Not entirely painless
Admittedly, the switch took more than a few hours, and it had a few bumps and twists along the way, but I’m convinced that it was worth it. The WordPress files (CSS, PHP, HTML and more), images, plugins, and themes make their home in a subdirectory of the Joomla deployment called “blog,” and there is a completely separate database on the server that contains the posts, the content of the posts, and other data. In reality the WordPress blog is a completely separate website that lives “inside” the Joomla website. Sort of.
Arguably I could have built the entire website using WordPress with the blog fully integrated, but I’m of the opinion that for purposes other than blogging Joomla is still the better choice for powering a full-featured website.
Migrating the posts
Fortunately I had only written sixteen posts so migrating the content over to WordPress didn’t take too terribly long. If this had been a few months further down the road perhaps I would have thought a little longer about making the move.

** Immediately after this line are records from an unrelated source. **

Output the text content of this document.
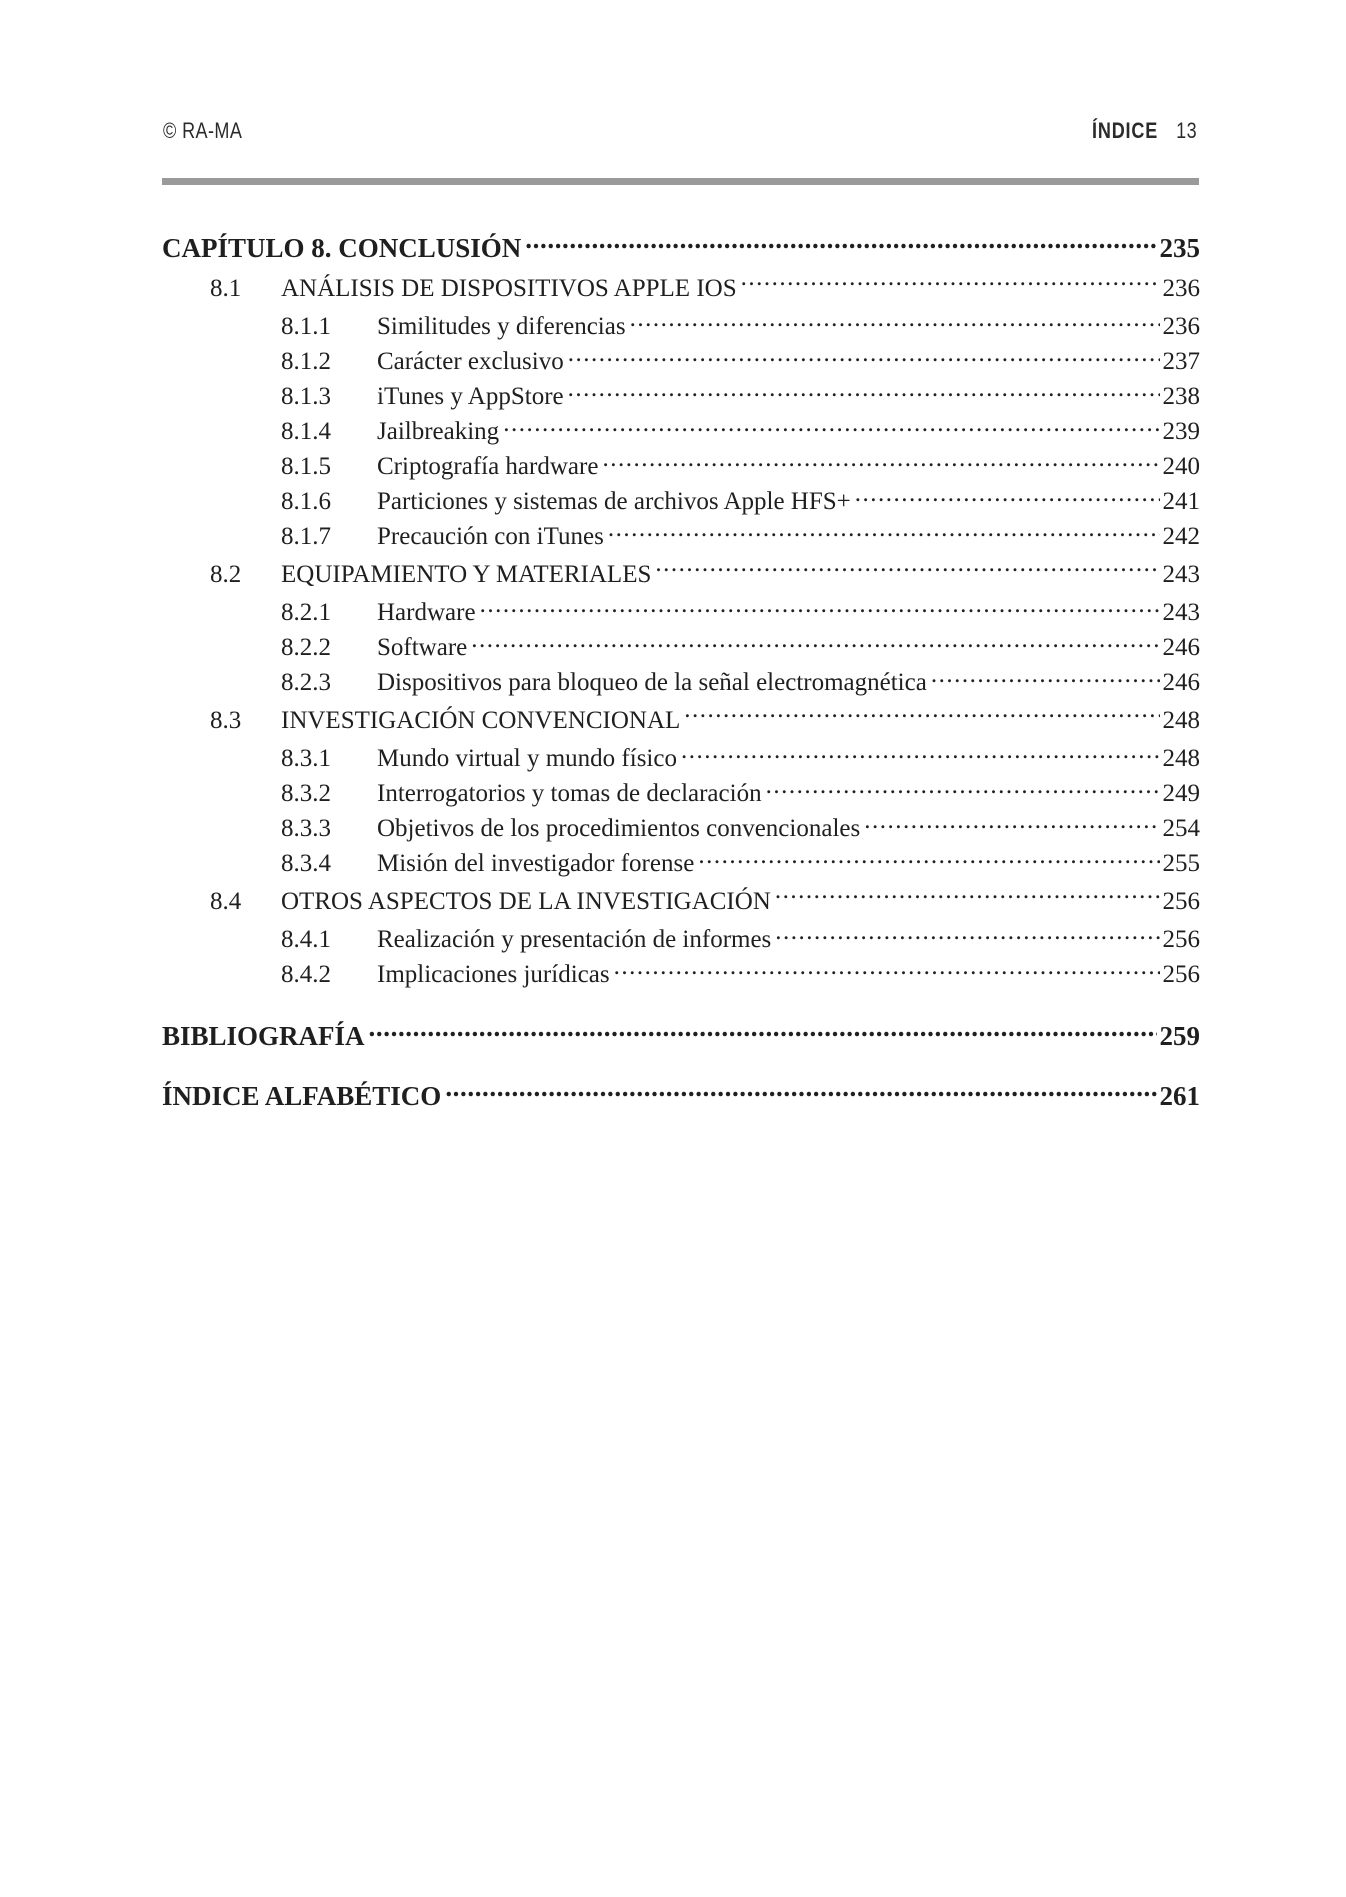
© RA-MA	ÍNDICE 13
CAPÍTULO 8. CONCLUSIÓN .....	235
8.1	ANÁLISIS DE DISPOSITIVOS APPLE IOS .....	236
8.1.1	Similitudes y diferencias .....	236
8.1.2	Carácter exclusivo .....	237
8.1.3	iTunes y AppStore .....	238
8.1.4	Jailbreaking .....	239
8.1.5	Criptografía hardware .....	240
8.1.6	Particiones y sistemas de archivos Apple HFS+ .....	241
8.1.7	Precaución con iTunes .....	242
8.2	EQUIPAMIENTO Y MATERIALES .....	243
8.2.1	Hardware .....	243
8.2.2	Software .....	246
8.2.3	Dispositivos para bloqueo de la señal electromagnética .....	246
8.3	INVESTIGACIÓN CONVENCIONAL .....	248
8.3.1	Mundo virtual y mundo físico .....	248
8.3.2	Interrogatorios y tomas de declaración .....	249
8.3.3	Objetivos de los procedimientos convencionales .....	254
8.3.4	Misión del investigador forense .....	255
8.4	OTROS ASPECTOS DE LA INVESTIGACIÓN .....	256
8.4.1	Realización y presentación de informes .....	256
8.4.2	Implicaciones jurídicas .....	256
BIBLIOGRAFÍA .....	259
ÍNDICE ALFABÉTICO .....	261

What to do about permalinks?
Another potential issue is that WordPress forms its permalinks differently than K2 and Joomla, and you can choose several options for configuring those permalinks. The issue lies in the fact that Google (and other search engines, I suppose) have indexed and cached the K2 versions of my posts. I thought about setting up redirects for those existing URLs but in the end I decided to just let them fade away.
A system for comments
On the K2 blog I had been using Disqus (pronounced “discuss”) for my comment system, and though the number of comments were few, I was planning for future growth. Disqus has some great features and potential, but when I installed the Disqus plugin for WordPress the blog was having issues loading on Internet Explorer. A quick Google search showed that the problem was not isolated to my set-up, so I opted to go with the “stock” comment system that is built-in to WordPress. There are many plugins available that can extend the capabilities of the WordPress comment system, and I’m planning to write about some of those in the near future as I test them out here.
Blogging into the future
This post is my first one written entirely using the WordPress dashboard, and I’ve got to admit that it is much more enjoyable than writing it in K2/Joomla would have been.
Here’s one reason: previewing a post before publishing. In WordPress when you click on the Preview button in the top right corner of the dashboard it opens a new browser tab (or window) with the post in your blog – looking exactly like it’s going to look when it’s published. Unless I’m mistaken and never saw the “real” post preview option, previewing a post in K2/Joomla results in a small pop-up window that in reality looks nothing like what your post is going to look like once it’s published. My work-around for this was to write the posts on the mirror-copy of my website that I keep on my local machine, and when I was satisfied with the results I’d copy and paste the post contents to my “live” site. Not totally unusable, but definitely not optimal either.
Having said all that, I have a number of future blog posts “simmering” on the back burner that I’ll be moving to the front before too long.